A Chaplain's Musings: On Rom 8:38/ or Quiet Dragons


"For I am convinced"....

This verse has been making an appearance in my reading quite a bit lately. And as I reflected on it last night, the word "convinced" kept beckoning. So I did a little word study on it;

In the Greek it is Peithos-persuade, confidence, trust, faith.

But what really caught mt attention was the Latin-Tranquillise-which the dictionary I use illustrated as "to quiet the dragons of fear and doubt."

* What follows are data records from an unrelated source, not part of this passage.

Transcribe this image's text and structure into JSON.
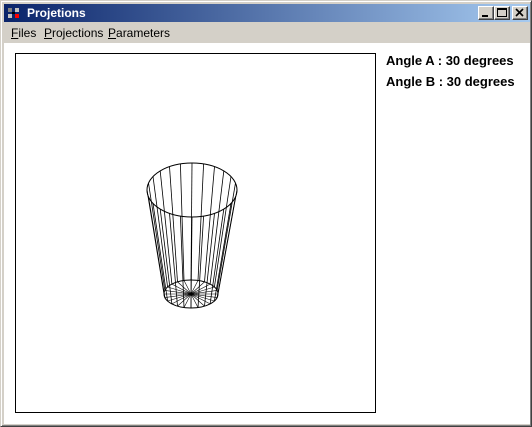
{
  "window": {
    "title": "Projetions"
  },
  "menu": [
    {
      "label": "Files"
    },
    {
      "label": "Projections"
    },
    {
      "label": "Parameters"
    }
  ],
  "info": {
    "angle_a": "Angle A : 30 degrees",
    "angle_b": "Angle B : 30 degrees"
  },
  "model": {
    "shape": "truncated-cone-wireframe",
    "segments": 24,
    "colors": {
      "stroke": "#000000",
      "background": "#ffffff"
    }
  },
  "icons": [
    "app-icon",
    "minimize-icon",
    "maximize-icon",
    "close-icon"
  ]
}
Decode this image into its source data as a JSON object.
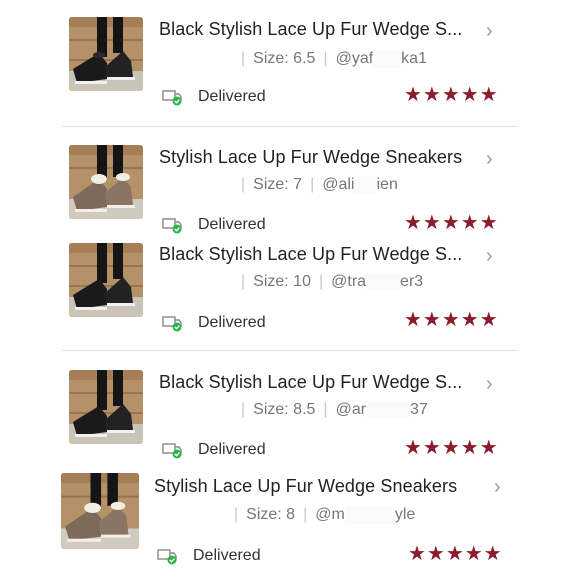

That got me thinking about a book our eldest son read recently called "Jeremy Thatcher-Dragon Hatcher". In it a boy finds and hatches a strange egg that produces a dragon rather than the parrot he had hoped for. The dragon's characterization is far closer to a cross between Mary's little lamb and our family's big dumb black lab than to Tolkien's Smaug, or Beowolf's nemesis. And Jeremy discovers that he is able to control the beast, "not by might nor by power", but through LOVE.

And THAT got me to thinking about one of thoughts from "Abba's Child"by Brennan Manning. That we cannot surrender our impostor unless we embrace him/her. And perhaps the same holds true for my fear. In the same way that coming to terms with the fact that the drunk/junkie inside me IS me (at least in part)and accepting God's acceptance of even one such as him/me, so too the fear of pain that prods me to seek the empty solace of oblivion is not external but intrinsic to my "self". And The Father's love is extended to that me as well. And if the God of all the universe loves even that me, who am I to hate His child.

In John 17:10, Jesus says that I bring Him glory--and he didn't ask me for my opinion on the matter.